Katharina était déjà debout et elle avait ouvert la porte du vestibule, dont le froid la fit frissonner.
La grand-mère franchit prudemment le seuil et Katharina ferma la porte de la cuisine derrière elle. En suivant sa grand-mère vers l'escalier, elle effleura de l'épaule une des deux pèlerines toutes mouillées et elle sursauta, c'était comme si quelqu'un tentait de l'agripper ou qu'un animal inconnu l'ait touchée.
Elle se colla aux basques de sa grand-mère, sous les pas de laquelle chaque marche craquait. Quand Katharina posait le pied sur la même marche, elle n'entendait aucun craquement. Elle était trop petite pour faire craquer les marches. Mais un jour, pensa Katharina, chaque marche sur laquelle je mettrai le pied craquera, et chaque maison où je marcherai craquera, les maisons craqueront même rien qu'à me voir approcher. Aucune pèlerine mouillée n'osera essayer de m'attraper. Car je m'appellerai Katharina et je serai quelqu'un.
- Elle dort, la Didi ? demanda une voix de femme par la porte entrouverte.
Elles étaient arrivées à l'étage au-dessus.

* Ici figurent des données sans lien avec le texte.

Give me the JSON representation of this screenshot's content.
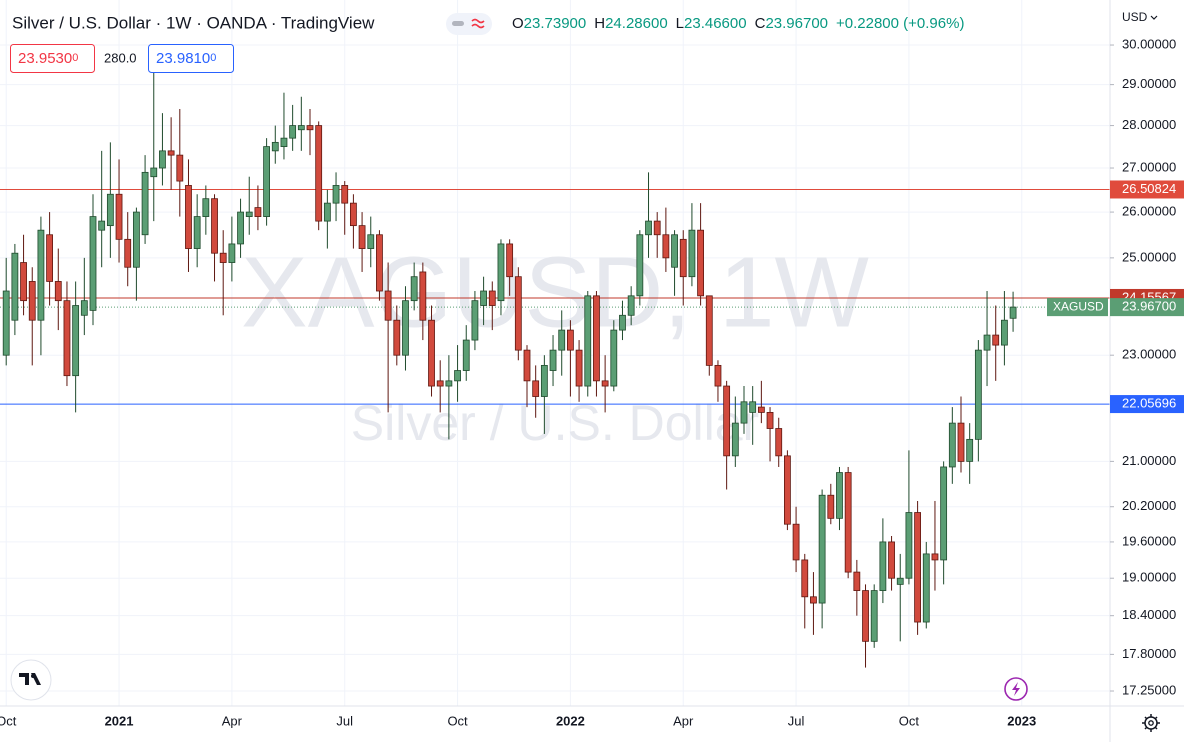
{
  "chart_data": {
    "type": "candlestick",
    "title": "Silver / U.S. Dollar · 1W · OANDA · TradingView",
    "legend": [
      {
        "key": "O",
        "value": "23.73900"
      },
      {
        "key": "H",
        "value": "24.28600"
      },
      {
        "key": "L",
        "value": "23.46600"
      },
      {
        "key": "C",
        "value": "23.96700"
      }
    ],
    "change": "+0.22800 (+0.96%)",
    "trade_panel": {
      "sell": "23.9530",
      "sell_small": "0",
      "spread": "280.0",
      "buy": "23.9810",
      "buy_small": "0"
    },
    "currency": "USD",
    "watermark": {
      "symbol": "XAGUSD, 1W",
      "description": "Silver / U.S. Dollar"
    },
    "categories": [
      "Oct",
      null,
      null,
      null,
      null,
      null,
      null,
      null,
      null,
      null,
      null,
      null,
      null,
      "2021",
      null,
      null,
      null,
      null,
      null,
      null,
      null,
      null,
      null,
      null,
      null,
      null,
      "Apr",
      null,
      null,
      null,
      null,
      null,
      null,
      null,
      null,
      null,
      null,
      null,
      null,
      "Jul",
      null,
      null,
      null,
      null,
      null,
      null,
      null,
      null,
      null,
      null,
      null,
      null,
      "Oct",
      null,
      null,
      null,
      null,
      null,
      null,
      null,
      null,
      null,
      null,
      null,
      null,
      "2022",
      null,
      null,
      null,
      null,
      null,
      null,
      null,
      null,
      null,
      null,
      null,
      null,
      "Apr",
      null,
      null,
      null,
      null,
      null,
      null,
      null,
      null,
      null,
      null,
      null,
      null,
      "Jul",
      null,
      null,
      null,
      null,
      null,
      null,
      null,
      null,
      null,
      null,
      null,
      null,
      "Oct",
      null,
      null,
      null,
      null,
      null,
      null,
      null,
      null,
      null,
      null,
      null,
      null,
      "2023"
    ],
    "open": [
      23.0,
      23.7,
      24.9,
      24.5,
      23.7,
      25.5,
      24.5,
      24.1,
      22.6,
      23.8,
      23.9,
      25.6,
      25.7,
      26.4,
      25.4,
      24.8,
      25.5,
      26.8,
      27.0,
      27.4,
      27.3,
      26.6,
      25.2,
      25.9,
      26.3,
      25.1,
      24.9,
      25.3,
      25.9,
      26.1,
      25.9,
      27.4,
      27.5,
      27.7,
      27.9,
      28.0,
      28.0,
      25.8,
      26.2,
      26.6,
      26.2,
      25.7,
      25.2,
      25.5,
      24.3,
      23.7,
      23.0,
      24.1,
      24.7,
      23.7,
      22.5,
      22.4,
      22.5,
      22.7,
      23.3,
      24.0,
      24.3,
      24.1,
      25.3,
      24.6,
      23.1,
      22.5,
      22.2,
      22.7,
      23.1,
      23.5,
      23.1,
      22.4,
      24.2,
      22.5,
      22.4,
      23.5,
      23.8,
      24.2,
      25.5,
      25.8,
      25.5,
      24.8,
      25.4,
      24.6,
      25.6,
      24.2,
      22.8,
      22.4,
      21.1,
      21.7,
      21.9,
      22.0,
      21.9,
      21.6,
      21.1,
      19.9,
      19.3,
      18.7,
      18.6,
      20.4,
      20.0,
      20.8,
      19.1,
      18.8,
      18.0,
      18.8,
      19.6,
      18.9,
      19.0,
      20.1,
      18.3,
      19.4,
      19.3,
      20.9,
      21.7,
      21.0,
      21.4,
      23.1,
      23.4,
      23.2,
      23.739,
      null
    ],
    "high": [
      25.0,
      25.3,
      25.5,
      24.8,
      25.9,
      26.0,
      25.2,
      24.5,
      24.5,
      25.0,
      26.4,
      27.4,
      27.6,
      27.2,
      26.0,
      26.1,
      27.3,
      29.4,
      28.3,
      28.2,
      28.4,
      27.2,
      26.4,
      26.6,
      26.4,
      25.6,
      25.9,
      26.3,
      26.8,
      26.6,
      27.7,
      28.0,
      28.8,
      28.5,
      28.7,
      28.4,
      28.1,
      26.5,
      26.9,
      26.7,
      26.4,
      26.0,
      25.9,
      25.6,
      24.9,
      24.0,
      24.4,
      24.9,
      24.9,
      24.0,
      22.9,
      23.0,
      23.2,
      23.6,
      24.3,
      24.6,
      24.5,
      25.4,
      25.4,
      24.8,
      23.2,
      22.8,
      23.0,
      23.4,
      23.9,
      23.7,
      23.3,
      24.3,
      24.3,
      23.0,
      23.7,
      24.1,
      24.4,
      25.6,
      26.9,
      26.0,
      26.1,
      25.6,
      25.6,
      26.2,
      26.2,
      24.2,
      22.9,
      22.5,
      22.2,
      22.4,
      22.4,
      22.5,
      22.0,
      21.8,
      21.2,
      20.2,
      19.4,
      19.1,
      20.5,
      20.6,
      20.9,
      20.9,
      19.3,
      18.9,
      18.9,
      20.0,
      19.7,
      19.4,
      21.2,
      20.3,
      19.6,
      20.3,
      21.0,
      22.0,
      22.2,
      21.7,
      23.3,
      24.3,
      24.0,
      24.3,
      24.286,
      null
    ],
    "low": [
      22.8,
      23.4,
      23.8,
      22.8,
      23.0,
      24.0,
      23.5,
      22.4,
      21.9,
      23.4,
      23.6,
      24.8,
      25.0,
      24.9,
      24.4,
      24.1,
      25.3,
      25.8,
      26.6,
      26.5,
      25.9,
      24.7,
      24.8,
      25.5,
      24.5,
      23.8,
      24.5,
      25.0,
      25.5,
      25.6,
      25.7,
      27.1,
      27.2,
      27.4,
      27.4,
      27.3,
      25.6,
      25.2,
      25.8,
      25.5,
      25.2,
      24.7,
      24.8,
      24.1,
      21.9,
      22.8,
      22.7,
      23.9,
      23.3,
      22.2,
      21.9,
      21.4,
      22.1,
      22.5,
      23.1,
      23.6,
      23.5,
      23.8,
      24.2,
      22.9,
      22.0,
      21.8,
      21.5,
      22.4,
      22.6,
      22.2,
      22.1,
      22.2,
      22.2,
      21.9,
      22.3,
      23.3,
      23.6,
      24.0,
      25.0,
      25.0,
      24.7,
      24.2,
      24.0,
      24.4,
      24.0,
      22.6,
      22.1,
      20.5,
      20.9,
      21.5,
      21.3,
      21.7,
      21.0,
      20.9,
      19.8,
      19.1,
      18.2,
      18.1,
      18.2,
      19.9,
      19.8,
      19.0,
      18.4,
      17.6,
      17.9,
      18.6,
      18.8,
      18.0,
      18.9,
      18.1,
      18.2,
      18.8,
      18.9,
      20.6,
      20.8,
      20.6,
      21.0,
      22.4,
      22.5,
      22.8,
      23.466,
      null
    ],
    "close": [
      24.3,
      25.1,
      24.1,
      23.7,
      25.6,
      24.5,
      24.1,
      22.6,
      24.0,
      24.1,
      25.9,
      25.8,
      26.4,
      25.4,
      24.8,
      26.0,
      26.9,
      27.0,
      27.4,
      27.3,
      26.7,
      25.2,
      25.9,
      26.3,
      25.1,
      24.9,
      25.3,
      26.0,
      26.0,
      25.9,
      27.5,
      27.6,
      27.7,
      28.0,
      28.0,
      27.9,
      25.8,
      26.2,
      26.6,
      26.2,
      25.7,
      25.2,
      25.5,
      24.3,
      23.7,
      23.0,
      24.1,
      24.6,
      23.7,
      22.4,
      22.4,
      22.5,
      22.7,
      23.3,
      24.1,
      24.3,
      24.0,
      25.3,
      24.6,
      23.1,
      22.5,
      22.2,
      22.8,
      23.1,
      23.5,
      23.1,
      22.4,
      24.2,
      22.5,
      22.4,
      23.5,
      23.8,
      24.2,
      25.5,
      25.8,
      25.5,
      25.0,
      25.5,
      24.6,
      25.6,
      24.2,
      22.8,
      22.4,
      21.1,
      21.7,
      22.1,
      22.1,
      21.9,
      21.6,
      21.1,
      19.9,
      19.3,
      18.7,
      18.6,
      20.4,
      20.0,
      20.8,
      19.1,
      18.8,
      18.0,
      18.8,
      19.6,
      19.0,
      19.0,
      20.1,
      18.3,
      19.4,
      19.3,
      20.9,
      21.7,
      21.0,
      21.4,
      23.1,
      23.4,
      23.2,
      23.7,
      23.967,
      null
    ],
    "up_color": "#5b9e74",
    "down_color": "#d14a3d",
    "ylim": [
      17.03,
      31.18
    ],
    "log_scale": true,
    "grid": true,
    "yticks": [
      {
        "value": 30,
        "label": "30.00000"
      },
      {
        "value": 29,
        "label": "29.00000"
      },
      {
        "value": 28,
        "label": "28.00000"
      },
      {
        "value": 27,
        "label": "27.00000"
      },
      {
        "value": 26,
        "label": "26.00000"
      },
      {
        "value": 25,
        "label": "25.00000"
      },
      {
        "value": 23,
        "label": "23.00000"
      },
      {
        "value": 21,
        "label": "21.00000"
      },
      {
        "value": 20.2,
        "label": "20.20000"
      },
      {
        "value": 19.6,
        "label": "19.60000"
      },
      {
        "value": 19,
        "label": "19.00000"
      },
      {
        "value": 18.4,
        "label": "18.40000"
      },
      {
        "value": 17.8,
        "label": "17.80000"
      },
      {
        "value": 17.25,
        "label": "17.25000"
      }
    ],
    "hlines": [
      {
        "value": 26.50824,
        "color": "#e04b3c"
      },
      {
        "value": 24.15567,
        "color": "#c0392b"
      },
      {
        "value": 22.05696,
        "color": "#2962ff"
      }
    ],
    "last_price": {
      "name": "XAGUSD",
      "value": 23.967,
      "label": "23.96700",
      "color": "#5b9e74"
    }
  }
}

- Non, le Kaspar, répondit la grand-mère, tu m'ouvres la porte Kathrin ? Celle-là, ajouta-t-elle en désignant du menton la porte à côté de celle derrière laquelle la voix de femme se faisait entendre.
Katharina se faufila à côté de sa grand-mère et ouvrit la porte de leur chambre. À l'intérieur, il faisait presque encore plus froid que dans l'escalier. À côté d'une armoire de dressait un grand lit avec une large couverture et deux coussins.

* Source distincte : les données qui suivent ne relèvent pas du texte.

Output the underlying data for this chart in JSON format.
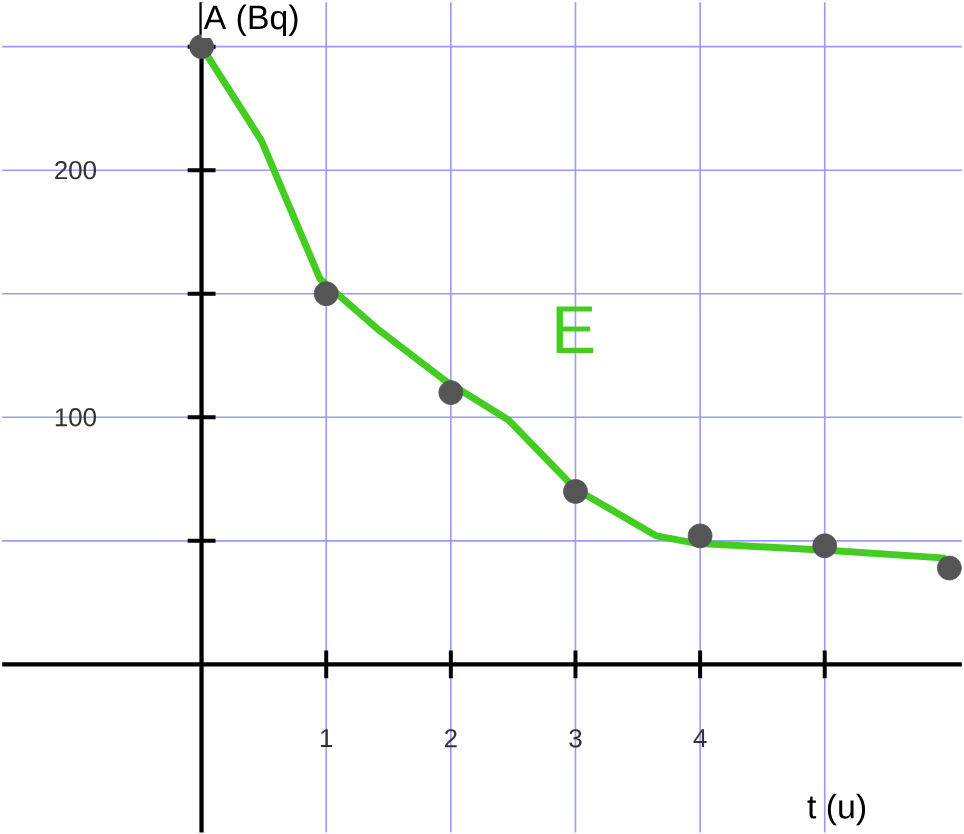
{
  "chart_data": {
    "type": "scatter",
    "xlabel": "t (u)",
    "ylabel": "A (Bq)",
    "xlim": [
      -1.6,
      6.1
    ],
    "ylim": [
      -68,
      268
    ],
    "xticks": [
      1,
      2,
      3,
      4,
      {
        "value": 5,
        "label": null
      }
    ],
    "yticks": [
      {
        "value": 50,
        "label": null
      },
      100,
      {
        "value": 150,
        "label": null
      },
      200,
      {
        "value": 250,
        "label": null
      }
    ],
    "grid": true,
    "legend": false,
    "series": [
      {
        "color": "#555555",
        "marker": "circle",
        "x": [
          0,
          1,
          2,
          3,
          4,
          5,
          6.0
        ],
        "values": [
          250,
          150,
          110,
          70,
          52,
          48,
          39
        ]
      },
      {
        "type": "line",
        "name": "E",
        "color": "#44cc22",
        "marker": "none",
        "line_style": "solid",
        "x": [
          0,
          0.48,
          0.95,
          1.43,
          1.95,
          2.46,
          3.0,
          3.65,
          3.97,
          5.08,
          5.97
        ],
        "values": [
          250,
          212,
          156,
          135,
          115,
          99,
          71,
          52,
          49,
          46,
          43
        ]
      }
    ]
  }
}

- Soulève-moi la couverture, dit la grand-maman, toujours à voix basse, du même ton que si elles partageaient un secret.
Katharina obéit, la grand-mère déposa Kaspar sur le drap de futaine et lui retira son pantalon.
- Nos habits de nuits sont encore en bas, dit Katharina.

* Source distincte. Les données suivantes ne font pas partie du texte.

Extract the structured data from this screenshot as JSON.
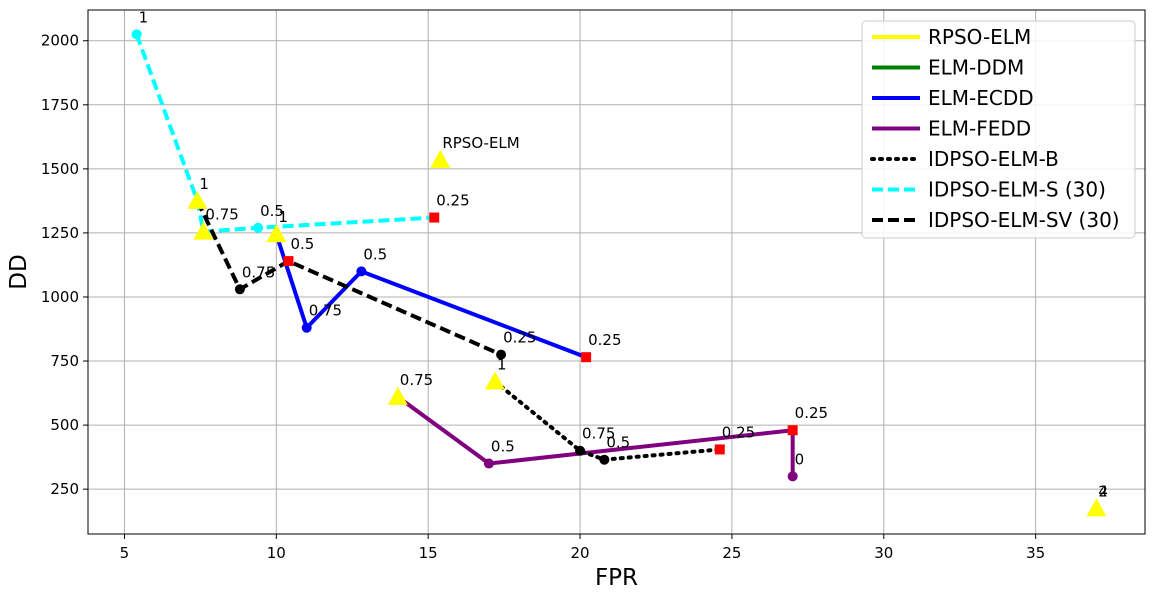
{
  "chart_data": {
    "type": "scatter",
    "xlabel": "FPR",
    "ylabel": "DD",
    "xlim": [
      3.8,
      38.6
    ],
    "ylim": [
      75,
      2120
    ],
    "x_ticks": [
      5,
      10,
      15,
      20,
      25,
      30,
      35
    ],
    "y_ticks": [
      250,
      500,
      750,
      1000,
      1250,
      1500,
      1750,
      2000
    ],
    "grid": true,
    "legend_position": "top-right",
    "series": [
      {
        "name": "RPSO-ELM",
        "color": "#ffff00",
        "line": "solid",
        "legend_line": true,
        "marker": "triangle",
        "points": [
          {
            "x": 15.4,
            "y": 1535
          }
        ],
        "draw_line": false
      },
      {
        "name": "ELM-DDM",
        "color": "#008000",
        "line": "solid",
        "legend_line": true,
        "marker": "none",
        "points": [],
        "draw_line": true
      },
      {
        "name": "ELM-ECDD",
        "color": "#0000ff",
        "line": "solid",
        "legend_line": true,
        "marker": "circle",
        "points": [
          {
            "x": 10.0,
            "y": 1245
          },
          {
            "x": 11.0,
            "y": 880
          },
          {
            "x": 12.8,
            "y": 1100
          },
          {
            "x": 20.2,
            "y": 765
          }
        ],
        "draw_line": true
      },
      {
        "name": "ELM-FEDD",
        "color": "#800080",
        "line": "solid",
        "legend_line": true,
        "marker": "circle",
        "points": [
          {
            "x": 14.0,
            "y": 610
          },
          {
            "x": 17.0,
            "y": 350
          },
          {
            "x": 27.0,
            "y": 480
          },
          {
            "x": 27.0,
            "y": 300
          }
        ],
        "draw_line": true
      },
      {
        "name": "IDPSO-ELM-B",
        "color": "#000000",
        "line": "dotted",
        "legend_line": true,
        "marker": "circle",
        "points": [
          {
            "x": 17.2,
            "y": 670
          },
          {
            "x": 20.0,
            "y": 400
          },
          {
            "x": 20.8,
            "y": 365
          },
          {
            "x": 24.6,
            "y": 405
          }
        ],
        "draw_line": true
      },
      {
        "name": "IDPSO-ELM-S (30)",
        "color": "#00ffff",
        "line": "dashed",
        "legend_line": true,
        "marker": "circle",
        "points": [
          {
            "x": 5.4,
            "y": 2025
          },
          {
            "x": 7.4,
            "y": 1375
          },
          {
            "x": 7.6,
            "y": 1255
          },
          {
            "x": 9.4,
            "y": 1270
          },
          {
            "x": 15.2,
            "y": 1310
          }
        ],
        "draw_line": true
      },
      {
        "name": "IDPSO-ELM-SV (30)",
        "color": "#000000",
        "line": "dashed",
        "legend_line": true,
        "marker": "circle",
        "points": [
          {
            "x": 7.4,
            "y": 1375
          },
          {
            "x": 8.8,
            "y": 1030
          },
          {
            "x": 10.4,
            "y": 1140
          },
          {
            "x": 17.4,
            "y": 775
          }
        ],
        "draw_line": true
      }
    ],
    "markers": [
      {
        "x": 5.4,
        "y": 2025,
        "shape": "circle",
        "color": "#00ffff"
      },
      {
        "x": 9.4,
        "y": 1270,
        "shape": "circle",
        "color": "#00ffff"
      },
      {
        "x": 15.2,
        "y": 1310,
        "shape": "square",
        "color": "#ff0000"
      },
      {
        "x": 8.8,
        "y": 1030,
        "shape": "circle",
        "color": "#000000"
      },
      {
        "x": 10.4,
        "y": 1140,
        "shape": "square",
        "color": "#ff0000"
      },
      {
        "x": 17.4,
        "y": 775,
        "shape": "circle",
        "color": "#000000"
      },
      {
        "x": 11.0,
        "y": 880,
        "shape": "circle",
        "color": "#0000ff"
      },
      {
        "x": 12.8,
        "y": 1100,
        "shape": "circle",
        "color": "#0000ff"
      },
      {
        "x": 20.2,
        "y": 765,
        "shape": "square",
        "color": "#ff0000"
      },
      {
        "x": 17.0,
        "y": 350,
        "shape": "circle",
        "color": "#800080"
      },
      {
        "x": 27.0,
        "y": 480,
        "shape": "square",
        "color": "#ff0000"
      },
      {
        "x": 27.0,
        "y": 300,
        "shape": "circle",
        "color": "#800080"
      },
      {
        "x": 20.0,
        "y": 400,
        "shape": "circle",
        "color": "#000000"
      },
      {
        "x": 20.8,
        "y": 365,
        "shape": "circle",
        "color": "#000000"
      },
      {
        "x": 24.6,
        "y": 405,
        "shape": "square",
        "color": "#ff0000"
      },
      {
        "x": 7.4,
        "y": 1375,
        "shape": "triangle",
        "color": "#ffff00"
      },
      {
        "x": 7.6,
        "y": 1255,
        "shape": "triangle",
        "color": "#ffff00"
      },
      {
        "x": 10.0,
        "y": 1245,
        "shape": "triangle",
        "color": "#ffff00"
      },
      {
        "x": 15.4,
        "y": 1535,
        "shape": "triangle",
        "color": "#ffff00"
      },
      {
        "x": 14.0,
        "y": 610,
        "shape": "triangle",
        "color": "#ffff00"
      },
      {
        "x": 17.2,
        "y": 670,
        "shape": "triangle",
        "color": "#ffff00"
      },
      {
        "x": 37.0,
        "y": 175,
        "shape": "triangle",
        "color": "#ffff00"
      }
    ],
    "annotations": [
      {
        "x": 5.4,
        "y": 2025,
        "text": "1"
      },
      {
        "x": 15.4,
        "y": 1535,
        "text": "RPSO-ELM"
      },
      {
        "x": 15.2,
        "y": 1310,
        "text": "0.25"
      },
      {
        "x": 7.4,
        "y": 1375,
        "text": "1"
      },
      {
        "x": 7.6,
        "y": 1255,
        "text": "0.75"
      },
      {
        "x": 9.4,
        "y": 1270,
        "text": "0.5"
      },
      {
        "x": 10.0,
        "y": 1245,
        "text": "1"
      },
      {
        "x": 10.4,
        "y": 1140,
        "text": "0.5"
      },
      {
        "x": 8.8,
        "y": 1030,
        "text": "0.75"
      },
      {
        "x": 12.8,
        "y": 1100,
        "text": "0.5"
      },
      {
        "x": 11.0,
        "y": 880,
        "text": "0.75"
      },
      {
        "x": 17.4,
        "y": 775,
        "text": "0.25"
      },
      {
        "x": 20.2,
        "y": 765,
        "text": "0.25"
      },
      {
        "x": 17.2,
        "y": 670,
        "text": "1"
      },
      {
        "x": 14.0,
        "y": 610,
        "text": "0.75"
      },
      {
        "x": 17.0,
        "y": 350,
        "text": "0.5"
      },
      {
        "x": 20.0,
        "y": 400,
        "text": "0.75"
      },
      {
        "x": 20.8,
        "y": 365,
        "text": "0.5"
      },
      {
        "x": 24.6,
        "y": 405,
        "text": "0.25"
      },
      {
        "x": 27.0,
        "y": 480,
        "text": "0.25"
      },
      {
        "x": 27.0,
        "y": 300,
        "text": "0"
      },
      {
        "x": 37.0,
        "y": 175,
        "text": "2"
      },
      {
        "x": 37.0,
        "y": 175,
        "text": "4"
      }
    ]
  }
}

- Cela ne fait rien, dit la grand-mère, il peut dormir en chemise.
Elle recouvrit Kaspar, et quand Katharina le vit dormir, elle se réjouit soudain à l'idée d'être dans ce lit. Il était plus grand que celui qu'elle avait à la maison, ou bien n'en avait-il que l'air que parce qu'elle devait partager le sien avec non seulement avec son petit frère, mais encore avec Regula et Jakob ? Elle alla à la fenêtre et regarda dehors, mais dehors les nuages étaient si bas qu'on ne voyait que les arbres les plus proches, derrière lesquels se pressait le gris du néant.
Katharina ressentait quelque fierté à l'idée d'avoir emmené ici son frère toute seule, comme le guide Elmer ses Anglais sur le Hausstock. Dernièrement, il s'était vanté à l'auberge d'avoir escaladé le Hausstock par mauvais temps avec deux Anglais, il avait essayé de les persuader d'attendre que le temps se remette, sinon ils ne verraient rien du tout, mais ces deux-là avaient voulu monter à tout prix, alors ils y étaient allés quand même et ils n'avaient rien vu du tout, il y avait même eu un tel brouillard qu'il s'en était fallu d'un cheveu que lui-même ne se trompât de chemin sur le Meergletscher.
- Viens, Kathrinli, dit la grand-mère à mi-voix. Elle se tenait déjà derrière la porte, la poignée dans la main.
Katharina passa à côté d'elle et s'arrêta devant la porte de la chambre ouverte.
- Adieu, Didi, dit la femme qui se tenait assise sur le bord du lit et qui donnait le sein à son poupon.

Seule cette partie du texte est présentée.